Portugal tem uma antiga e honrosa tradição hospitalária. Aceitou, durante a segunda guerra mundial, muitos judeus perseguidos, geralmente de passagem para outras paragens, e não poucos jovens austríacos carenciados, que aqui encontraram famílias que os hospedaram, como se fossem seus filhos. No nosso país convivem, pacificamente, judeus, cristãos, muçulmanos e muitas outras pessoas dos mais variados credos, ou sem nenhuma religião, procedentes dos cinco continentes. Não constam, graças a Deus, forças políticas ou ideológicas, com significativa expressão nacional, que sejam racistas ou xenófobas.
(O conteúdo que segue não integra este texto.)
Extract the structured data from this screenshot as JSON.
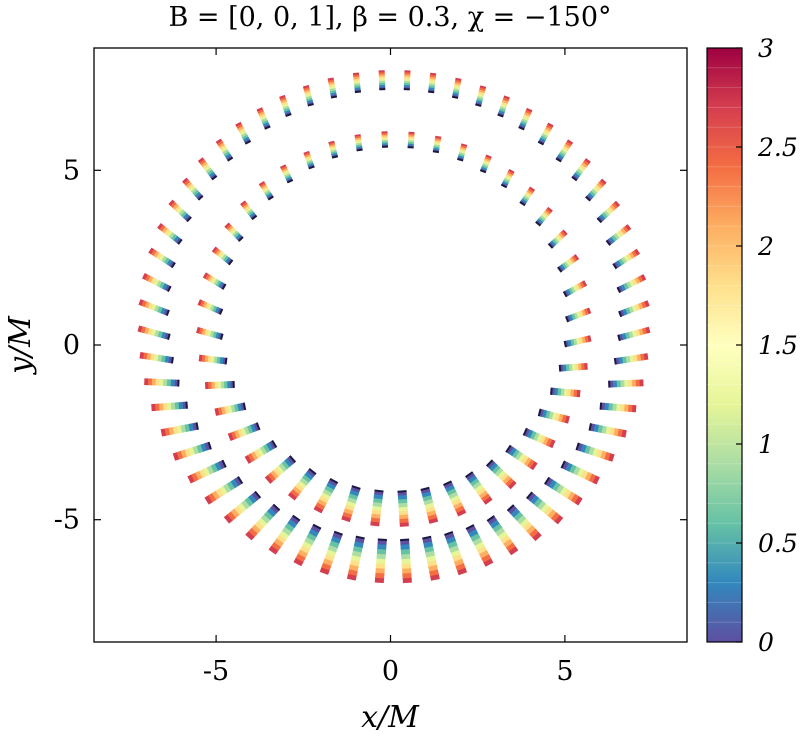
{
  "figure": {
    "title": "B = [0,  0,  1],  β = 0.3,  χ = −150°"
  },
  "chart_data": {
    "type": "scatter",
    "description_of_marks": "short color-graded polarization ticks arranged on two rings",
    "xlabel": "x/M",
    "ylabel": "y/M",
    "xlim": [
      -8.5,
      8.5
    ],
    "ylim": [
      -8.5,
      8.5
    ],
    "xticks": [
      -5,
      0,
      5
    ],
    "yticks": [
      -5,
      0,
      5
    ],
    "xtick_labels": [
      "-5",
      "0",
      "5"
    ],
    "ytick_labels": [
      "-5",
      "0",
      "5"
    ],
    "grid": false,
    "rings": [
      {
        "name": "inner",
        "center": [
          0.1,
          0.6
        ],
        "radius": 5.3,
        "count": 44
      },
      {
        "name": "outer",
        "center": [
          0.1,
          0.7
        ],
        "radius": 6.9,
        "count": 60
      }
    ],
    "colorbar": {
      "min": 0,
      "max": 3,
      "ticks": [
        0,
        0.5,
        1,
        1.5,
        2,
        2.5,
        3
      ],
      "tick_labels": [
        "0",
        "0.5",
        "1",
        "1.5",
        "2",
        "2.5",
        "3"
      ],
      "colormap": "Spectral_r",
      "stops": [
        "#5e4fa2",
        "#3288bd",
        "#66c2a5",
        "#abdda4",
        "#e6f598",
        "#ffffbf",
        "#fee08b",
        "#fdae61",
        "#f46d43",
        "#d53e4f",
        "#9e0142"
      ]
    }
  }
}
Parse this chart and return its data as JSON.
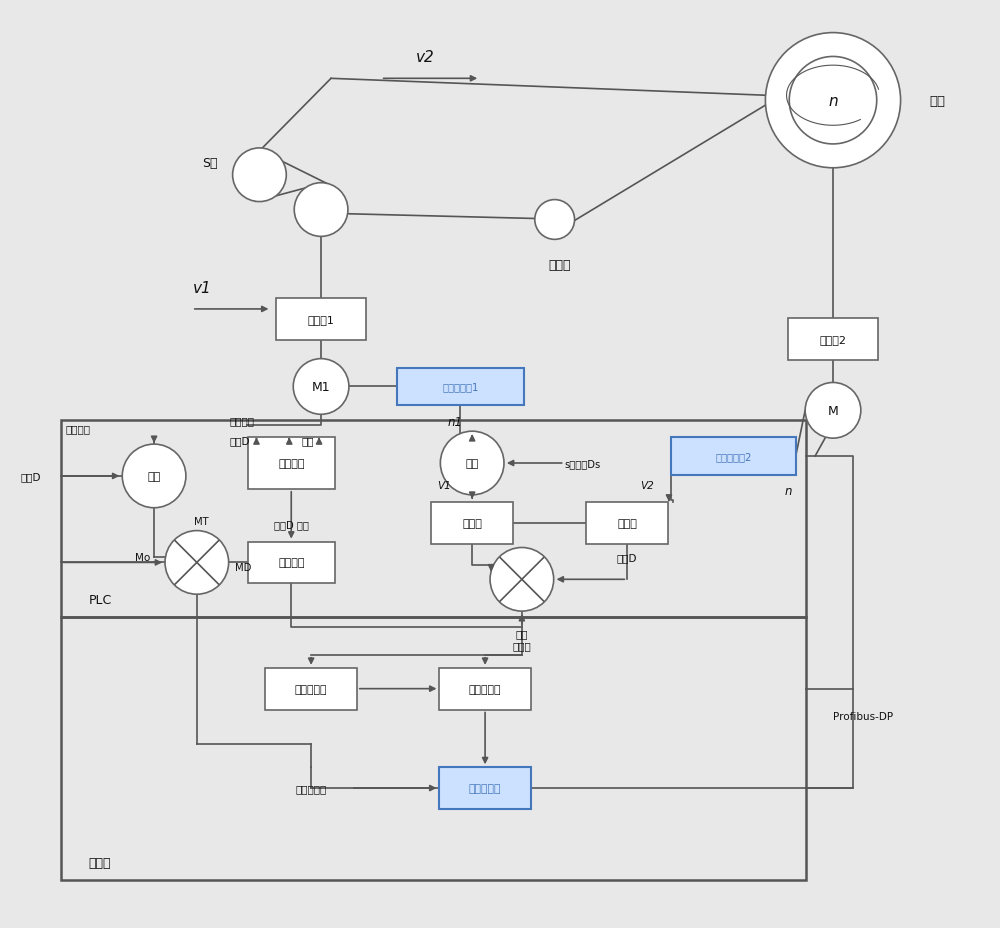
{
  "bg_color": "#e8e8e8",
  "line_color": "#555555",
  "box_fill": "#ffffff",
  "box_edge": "#666666",
  "highlight_fill": "#cce0ff",
  "highlight_edge": "#4477bb",
  "text_color": "#111111",
  "figsize": [
    10.0,
    9.29
  ],
  "dpi": 100,
  "labels": {
    "v2": "v2",
    "v1": "v1",
    "s_roller": "S辊",
    "guide_roller": "导向辊",
    "reel": "卷筒",
    "n_reel": "n",
    "reducer1": "减速器1",
    "reducer2": "减速器2",
    "M1": "M1",
    "M2": "M",
    "encoder1": "脉冲编码器1",
    "encoder2": "脉冲编码器2",
    "n1": "n1",
    "n2": "n",
    "tension_set": "张力设定",
    "actual_speed": "实际速度",
    "coil_d_label": "卷径D",
    "width_label": "宽度",
    "calc1": "运算",
    "calc2": "运算",
    "torque_comp": "力矩补偿",
    "divider1": "除法器",
    "divider2": "除法器",
    "dynamic_inertia": "动态惯量",
    "prop_reg": "比例调节器",
    "speed_reg": "速度调节器",
    "current_reg": "电流调节器",
    "Mo": "Mo",
    "MT": "MT",
    "MD": "MD",
    "V1": "V1",
    "V2": "V2",
    "coil_d_bw": "卷径D 带宽",
    "s_ds": "s辊直径Ds",
    "speed_sp": "转速\n给定值",
    "torque_lim": "力矩极限值",
    "profibus": "Profibus-DP",
    "PLC": "PLC",
    "inverter": "变频器",
    "coil_d_in": "卷径D",
    "coil_d_out": "卷径D"
  }
}
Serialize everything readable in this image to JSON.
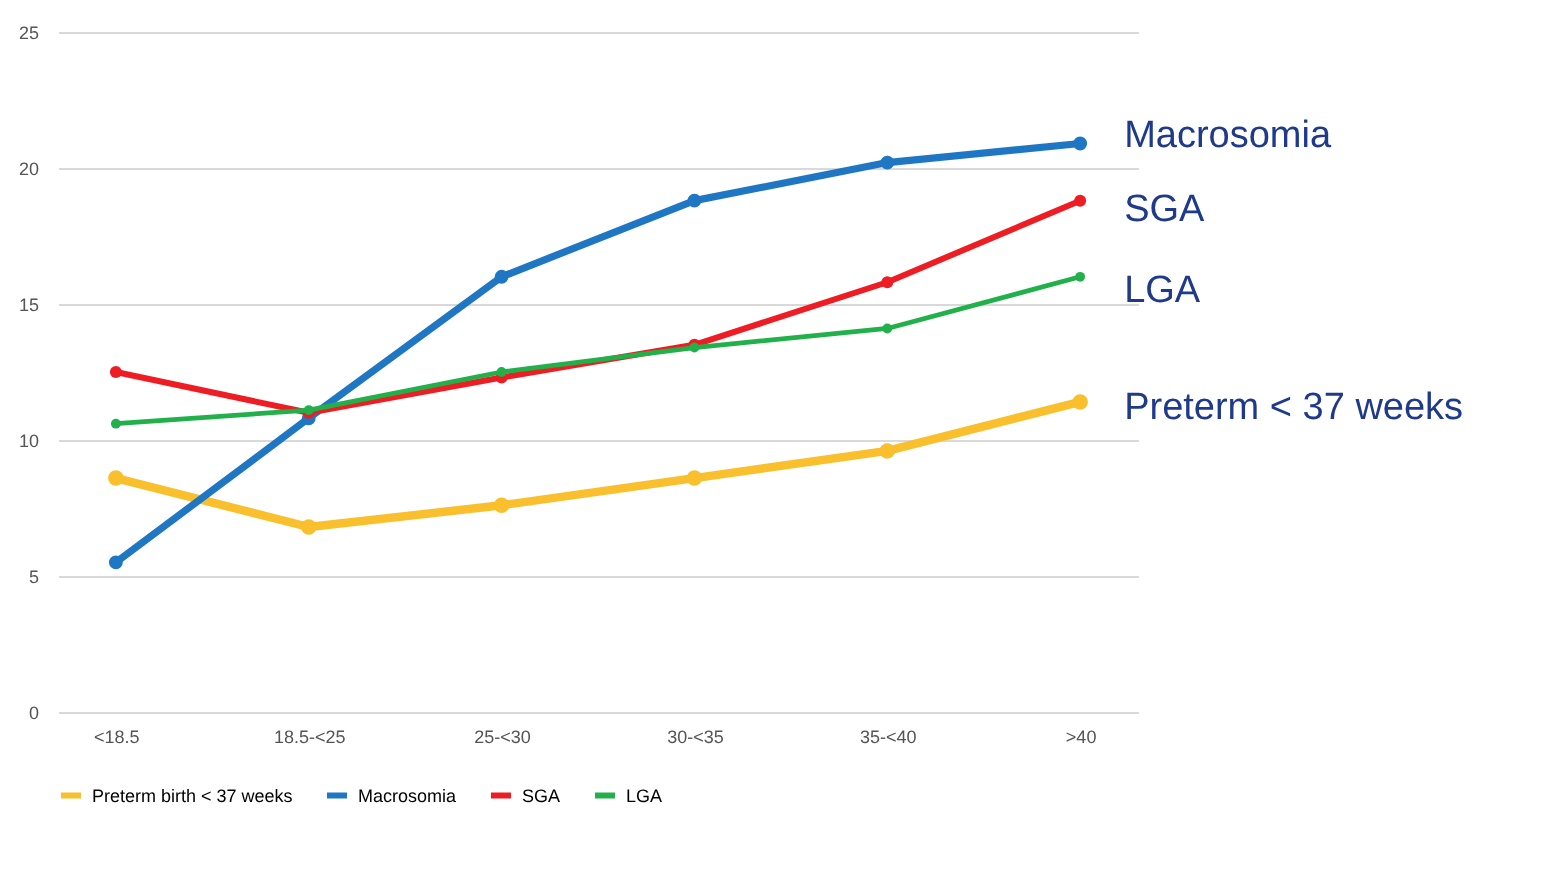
{
  "chart_data": {
    "type": "line",
    "categories": [
      "<18.5",
      "18.5-<25",
      "25-<30",
      "30-<35",
      "35-<40",
      ">40"
    ],
    "series": [
      {
        "name": "Preterm birth < 37 weeks",
        "color": "#f9bf2c",
        "values": [
          8.6,
          6.8,
          7.6,
          8.6,
          9.6,
          11.4
        ]
      },
      {
        "name": "Macrosomia",
        "color": "#1f77c4",
        "values": [
          5.5,
          10.8,
          16.0,
          18.8,
          20.2,
          20.9
        ]
      },
      {
        "name": "SGA",
        "color": "#ee1d23",
        "values": [
          12.5,
          11.0,
          12.3,
          13.5,
          15.8,
          18.8
        ]
      },
      {
        "name": "LGA",
        "color": "#22b04b",
        "values": [
          10.6,
          11.1,
          12.5,
          13.4,
          14.1,
          16.0
        ]
      }
    ],
    "annotations": [
      {
        "text": "Macrosomia",
        "x": ">40",
        "y": 21.2
      },
      {
        "text": "SGA",
        "x": ">40",
        "y": 18.5
      },
      {
        "text": "LGA",
        "x": ">40",
        "y": 15.5
      },
      {
        "text": "Preterm < 37 weeks",
        "x": ">40",
        "y": 11.2
      }
    ],
    "ylim": [
      0,
      25
    ],
    "yticks": [
      0,
      5,
      10,
      15,
      20,
      25
    ],
    "grid": "y",
    "legend": "bottom",
    "marker": "circle",
    "line_style": "solid"
  }
}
As nossas autoridades honrariam esta fidalga hospitalidade e sã convivência multicultural, a que não é estranha a nossa matriz cristã, se também agora se disponibilizassem para acolher alguns desses refugiados. Também temos a nossa quota-parte na resolução deste drama humanitário porque, como escreveu Saint-Exupéry, “cada um é responsável por todos. Cada um é o único responsável. Cada um é o único responsável por todos”.

No Auto da Barca do Inferno contracenam, entre outros, um anjo, um fidalgo, um frade, um judeu, um corregedor, um onzeneiro, um parvo, um enforcado e, ainda, o diabo e um seu companheiro. Assim andam misturados, neste mundo, o trigo e o joio que, contudo, não se devem confundir.

Não se pode omitir a protecção que é devida aos espoliados, mas sem desistir da responsabilização criminal dos que o primeiro-ministro italiano apelidou de “contrabandistas de pessoas” e “esclavagistas do século XXI”. Assim o fez a Igreja, durante séculos, lutando contra a escravatura, que também em países cristãos se praticava. Para os que traficam e exploram vidas humanas inocentes não pode haver dó nem piedade, porque não há misericórdia possível para o diabo. Não terá sido por acaso que este e o seu companheiro são, na aludida peça de Gil Vicente, os barqueiros do batel infernal. Como agora, por sinal.